In each of Fake Blood’s remixes his name is uttered by the original artist, giving his works a tag or audio stamp; amazingly, this is done by cutting the original vocal part into tiny phonetic fragments (phragments?) and reslicing them to construct the words “fake blood”. This is careful, deliberate time in the studio; clearly he is spending a lot of time poring over his production, something backed up by the fact that his remix total from the last year-and-a-half has yet to hit the double digits. Yet even with this low output, he has successfully spread his gospel of “grindcore” far and wide.

With this kind of hype and anticipation, the atmosphere in The Twisted Pepper’s main room was already electric before Fake Blood had even stepped on stage. Dresses from an earlier NCAD exhibition were suspended from the ceiling at various positions, yet these additions could not distract the crowd as the man himself emerged and began dropping incredible bone-rattling tracks like pebbles in an extremely responsive pond.

This bone-rattling sensation wasn’t just thanks to the DJ. The Bodytonic guys are renowned for an incredible attention to detail, and doubtless they have spared no expense giving their newly-renovated jewel in the crown the most tinnitus-inducing audio configuration possible. Wobbly basslines pulsated and throbbed through the room, while Fake Blood’s extremely distinctive punchy bass drum, used in most of his remixes and definitely in his solo work, snapped through the room like a low-frequency whip.

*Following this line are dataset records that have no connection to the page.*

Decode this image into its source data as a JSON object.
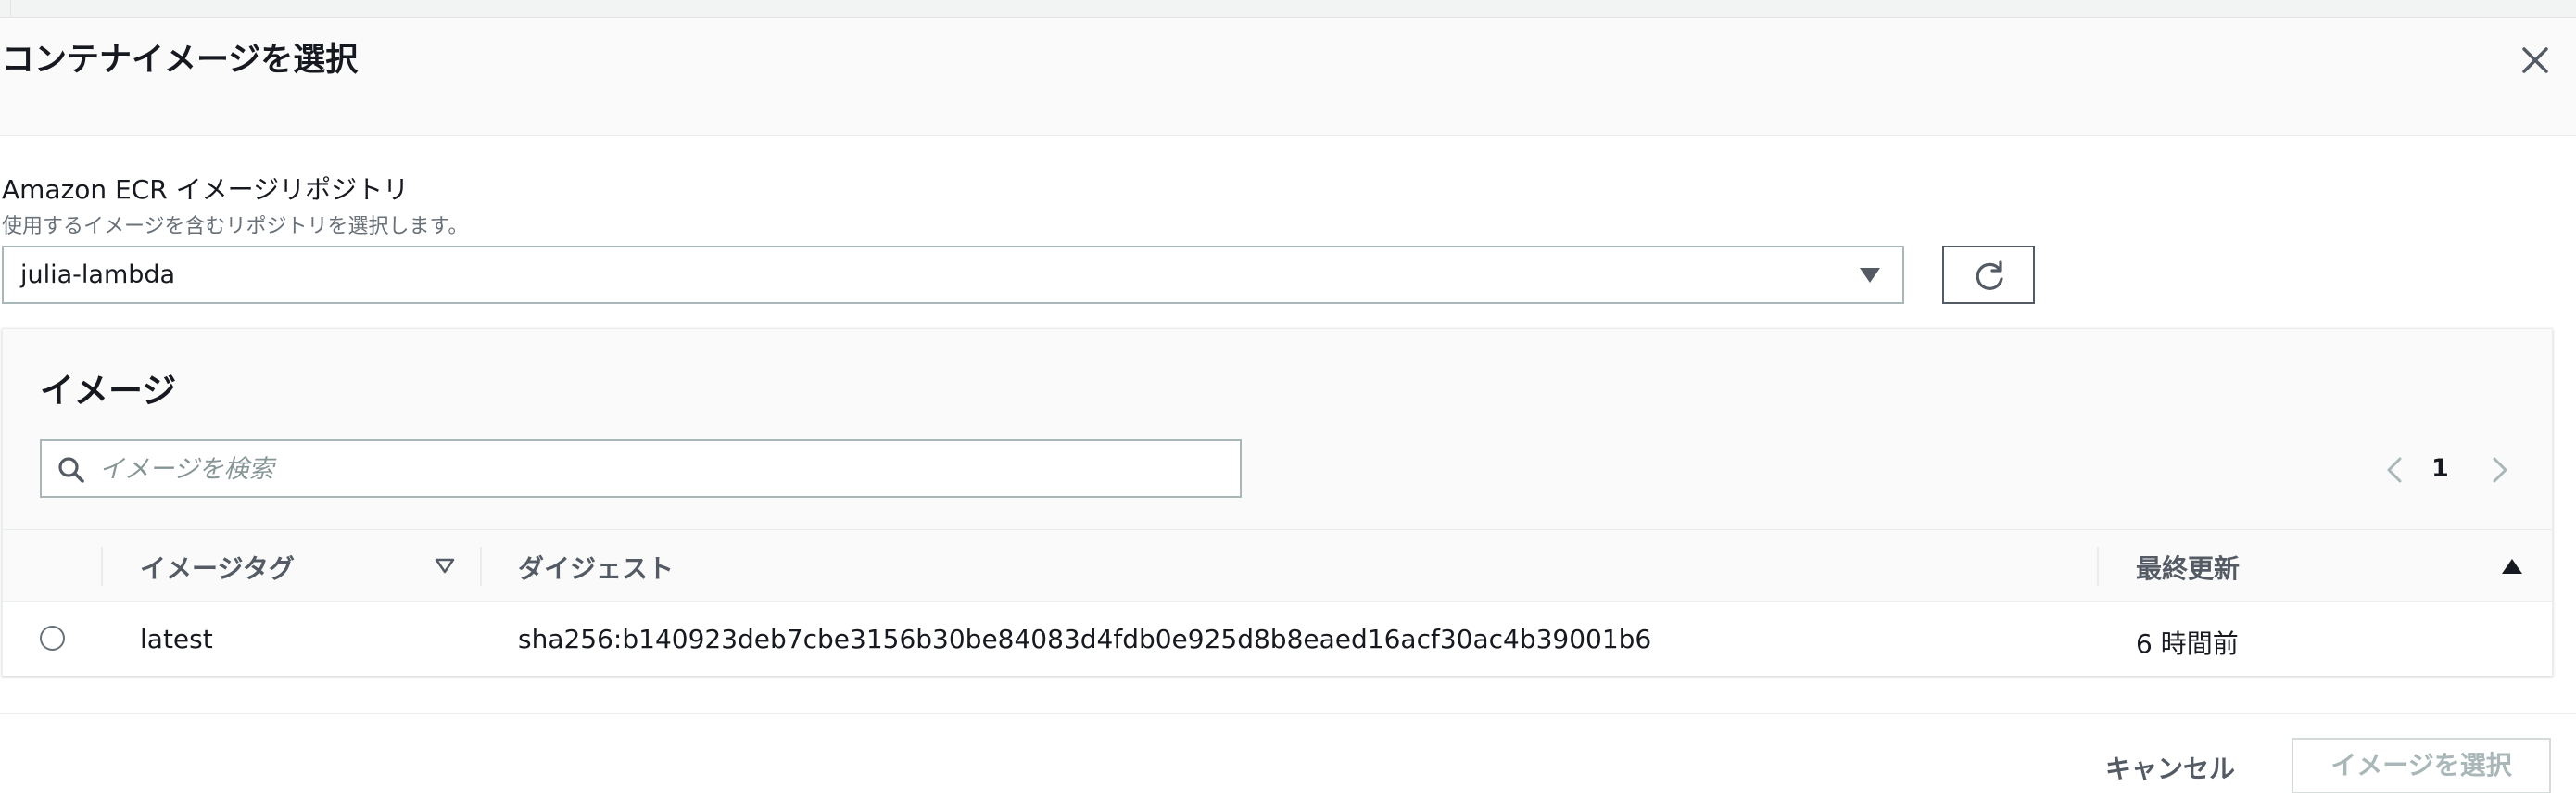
{
  "modal": {
    "title": "コンテナイメージを選択"
  },
  "repository": {
    "label": "Amazon ECR イメージリポジトリ",
    "description": "使用するイメージを含むリポジトリを選択します。",
    "selected": "julia-lambda"
  },
  "images": {
    "title": "イメージ",
    "search_placeholder": "イメージを検索",
    "pagination": {
      "current_page": "1"
    },
    "columns": {
      "tag": "イメージタグ",
      "digest": "ダイジェスト",
      "updated": "最終更新"
    },
    "rows": [
      {
        "tag": "latest",
        "digest": "sha256:b140923deb7cbe3156b30be84083d4fdb0e925d8b8eaed16acf30ac4b39001b6",
        "updated": "6 時間前"
      }
    ]
  },
  "footer": {
    "cancel_label": "キャンセル",
    "select_label": "イメージを選択"
  },
  "icons": {
    "close": "close-icon",
    "caret": "caret-down-icon",
    "refresh": "refresh-icon",
    "search": "search-icon",
    "prev": "chevron-left-icon",
    "next": "chevron-right-icon",
    "sort_tag": "sort-caret-down-icon",
    "sort_updated": "sort-caret-up-icon"
  },
  "colors": {
    "text": "#16191f",
    "muted": "#687078",
    "border": "#aab7b8",
    "disabled": "#aab7b8"
  }
}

Spoken/sung “fake blood”s were heard at least every thirty minutes; he incorporated most of his remixes into his two-and-a-half hour set, including the reworkings of Cheap and Cheerful by The Kills and Stuck on Repeat by Little Boots. There were also some remixes and re-edits that won’t be found on any blog or internet resource, including a version of Soulwax’s Teachers re-cut to say (surprise surprise) “Fake Blood is in the house” - unfortunately this results in the drums being sliced up as well, resulting in some messy rhythms and confused (but still extremely enthusiastic) dancing.

The last half-hour of his set saw the kind of incredible, potent, kinetically-charged atmosphere of mutual amazement and appreciation which is witnessed on the Dublin club scene once in a blue moon. Before you ask, there were very definitely no illegal substances flowing through my veins, nor was I under any significant alcohol-based influence. The tunes were simply that good. The robotic vocal lines from LFO’s Freak were combined with the manic snare attacks of Vitalic’s Valletta Fanfares, and thrown into a genre hot-pot that even saw Dr Dre make an appearance.

At 2.30 a.m. he finally played the track that many had been waiting for: his first solo effort, Mars, with its heavy, punchy drums and crunking bassline, though that organ sound definitely seems to be nicked from somewhere… *cough* 2 Unlimited’s Get Ready for This *cough*. This was followed by a track that’s still burning substantial holes in dancefloors everywhere - Soulwax’s remix of MGMT’s Kids. Suffice to say everyone present went completely insane, all the way till the song’s close. As the lights rose he dutifully played Blood Splashing (Fake Blood Theme), the B-side of his solo EP. Once again the room went nuts.

Upon retiring outside, a large majority of attendants found themselves covered in sweat, clothes firmly glued to selves, the product of a hectic set that had everyone dancing with little pause for over two hours. Crowds lingered, puffing on cigarettes and still beaming from ear to ear, knees still wobbling from the effect of being hit with so many crunchy basses and thumping drums. The verdict was unanimous. Who is Fake Blood? An incredible, incredible DJ, that’s who.